Im 1. Quartal 2017 wurden 1900 Firmen mit Auslandskapital in die landesweiten Firmenlisten eingetragen. Vor einem Jahr waren es 1700 Firmen. Der Vergleich zu 2015 (1600) zeigt eine deutliche Steigerung. Auch die Höhe der Kapitalanlage ist enorm angestiegen. Von 57 000 PLN im Jahr 2016 auf 97 000 PLN 2017. Doch nur 21 Firmen hatten ein Kapital von mindestens einer Million PLN. Diese Zahlen bezeugen, dass Polen weiterhin sehr attraktiv für Investoren ist, obwohl in den letzten 18 Monaten zum Teil sehr kuriose Nachrichten über das polnische Politikleben um die Welt gingen.

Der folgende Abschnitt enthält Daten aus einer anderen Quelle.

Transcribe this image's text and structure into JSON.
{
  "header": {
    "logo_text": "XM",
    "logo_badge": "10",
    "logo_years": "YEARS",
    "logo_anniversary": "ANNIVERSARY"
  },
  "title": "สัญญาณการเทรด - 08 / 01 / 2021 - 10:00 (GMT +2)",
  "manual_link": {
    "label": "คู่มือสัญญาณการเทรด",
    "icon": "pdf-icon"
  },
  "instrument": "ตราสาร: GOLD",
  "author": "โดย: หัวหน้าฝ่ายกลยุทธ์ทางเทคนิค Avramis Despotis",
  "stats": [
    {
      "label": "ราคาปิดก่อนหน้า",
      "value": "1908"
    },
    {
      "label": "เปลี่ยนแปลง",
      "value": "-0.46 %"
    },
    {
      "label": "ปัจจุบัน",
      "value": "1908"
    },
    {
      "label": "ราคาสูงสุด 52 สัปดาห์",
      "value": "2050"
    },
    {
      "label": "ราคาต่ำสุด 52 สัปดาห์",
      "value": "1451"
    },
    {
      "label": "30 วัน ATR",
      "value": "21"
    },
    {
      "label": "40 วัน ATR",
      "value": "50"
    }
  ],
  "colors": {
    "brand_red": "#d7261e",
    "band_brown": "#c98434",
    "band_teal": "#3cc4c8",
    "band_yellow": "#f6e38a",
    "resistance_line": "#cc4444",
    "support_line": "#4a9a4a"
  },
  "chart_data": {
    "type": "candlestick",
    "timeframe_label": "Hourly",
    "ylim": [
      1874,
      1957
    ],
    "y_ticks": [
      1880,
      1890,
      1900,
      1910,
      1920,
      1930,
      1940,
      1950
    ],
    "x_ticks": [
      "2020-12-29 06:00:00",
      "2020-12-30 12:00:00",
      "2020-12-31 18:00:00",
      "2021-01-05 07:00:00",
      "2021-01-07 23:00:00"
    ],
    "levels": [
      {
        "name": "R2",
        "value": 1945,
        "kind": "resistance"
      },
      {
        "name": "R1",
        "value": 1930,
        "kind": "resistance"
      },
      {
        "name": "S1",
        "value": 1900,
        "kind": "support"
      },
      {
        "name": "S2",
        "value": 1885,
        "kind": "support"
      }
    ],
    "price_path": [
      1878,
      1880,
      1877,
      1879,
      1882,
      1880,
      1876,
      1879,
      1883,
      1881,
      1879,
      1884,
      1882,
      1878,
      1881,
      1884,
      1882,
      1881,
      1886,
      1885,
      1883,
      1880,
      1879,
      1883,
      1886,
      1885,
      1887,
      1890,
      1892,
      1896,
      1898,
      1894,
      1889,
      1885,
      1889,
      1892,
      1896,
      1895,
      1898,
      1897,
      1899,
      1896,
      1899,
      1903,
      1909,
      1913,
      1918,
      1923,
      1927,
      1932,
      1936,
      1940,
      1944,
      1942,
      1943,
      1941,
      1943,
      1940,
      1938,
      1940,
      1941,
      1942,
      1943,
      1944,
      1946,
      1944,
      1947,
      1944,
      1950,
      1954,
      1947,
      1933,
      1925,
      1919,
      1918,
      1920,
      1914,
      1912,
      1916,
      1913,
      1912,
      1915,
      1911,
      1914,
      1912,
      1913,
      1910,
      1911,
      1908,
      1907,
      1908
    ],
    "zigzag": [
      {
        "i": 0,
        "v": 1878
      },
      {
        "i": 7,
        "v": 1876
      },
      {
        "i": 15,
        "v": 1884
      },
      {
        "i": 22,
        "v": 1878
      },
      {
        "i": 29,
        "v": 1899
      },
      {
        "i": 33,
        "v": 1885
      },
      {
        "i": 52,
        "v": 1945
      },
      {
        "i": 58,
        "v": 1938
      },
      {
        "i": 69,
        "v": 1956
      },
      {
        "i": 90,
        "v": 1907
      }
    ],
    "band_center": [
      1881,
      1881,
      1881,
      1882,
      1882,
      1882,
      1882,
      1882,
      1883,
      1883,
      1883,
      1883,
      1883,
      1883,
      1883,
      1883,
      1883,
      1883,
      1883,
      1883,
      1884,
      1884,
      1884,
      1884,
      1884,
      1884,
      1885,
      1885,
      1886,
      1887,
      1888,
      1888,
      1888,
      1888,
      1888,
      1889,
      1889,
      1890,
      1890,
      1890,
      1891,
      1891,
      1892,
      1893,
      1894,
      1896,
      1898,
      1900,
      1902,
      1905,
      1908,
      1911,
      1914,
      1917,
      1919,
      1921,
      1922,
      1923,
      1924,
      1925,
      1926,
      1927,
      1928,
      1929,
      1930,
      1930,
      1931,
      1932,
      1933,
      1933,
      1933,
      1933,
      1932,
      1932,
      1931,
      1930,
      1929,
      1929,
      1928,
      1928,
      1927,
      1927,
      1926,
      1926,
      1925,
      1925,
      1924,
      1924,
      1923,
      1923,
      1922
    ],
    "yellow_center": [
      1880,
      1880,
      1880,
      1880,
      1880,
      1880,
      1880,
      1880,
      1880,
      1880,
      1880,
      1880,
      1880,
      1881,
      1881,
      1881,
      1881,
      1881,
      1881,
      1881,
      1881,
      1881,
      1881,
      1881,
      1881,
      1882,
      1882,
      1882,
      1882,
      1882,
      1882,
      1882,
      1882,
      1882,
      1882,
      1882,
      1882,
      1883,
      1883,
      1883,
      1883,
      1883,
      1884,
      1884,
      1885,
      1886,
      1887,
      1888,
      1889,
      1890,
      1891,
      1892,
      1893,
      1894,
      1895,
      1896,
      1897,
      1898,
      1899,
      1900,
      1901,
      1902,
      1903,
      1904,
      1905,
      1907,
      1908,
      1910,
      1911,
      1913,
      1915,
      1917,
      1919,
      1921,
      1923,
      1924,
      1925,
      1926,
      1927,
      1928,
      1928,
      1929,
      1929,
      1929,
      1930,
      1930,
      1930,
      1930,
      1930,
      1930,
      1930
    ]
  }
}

Die ausländischen Firmen oder Privatpersonen mit hohem finanziellen Überschuß würden ihr Geld nicht auf den polnischen Markt pumpen, wenn sie ihrer nicht sicher wären. Denn Business ist Business – das Geld fließt nur, wenn dabei Gewinne herauskommen und man sich dieser auch sicher sein kann.

Das heißt nicht, dass die Politik keinen Einfluß auf das Investitionsklima hat. Diese positiven Zahlen hätten dieses Jahr nämlich noch besser ausfallen können, wenn eine bestimmte Person im Besonderen und einige andere im Allgemeinen schlicht und einfach weniger oder gar nichts sagen würden.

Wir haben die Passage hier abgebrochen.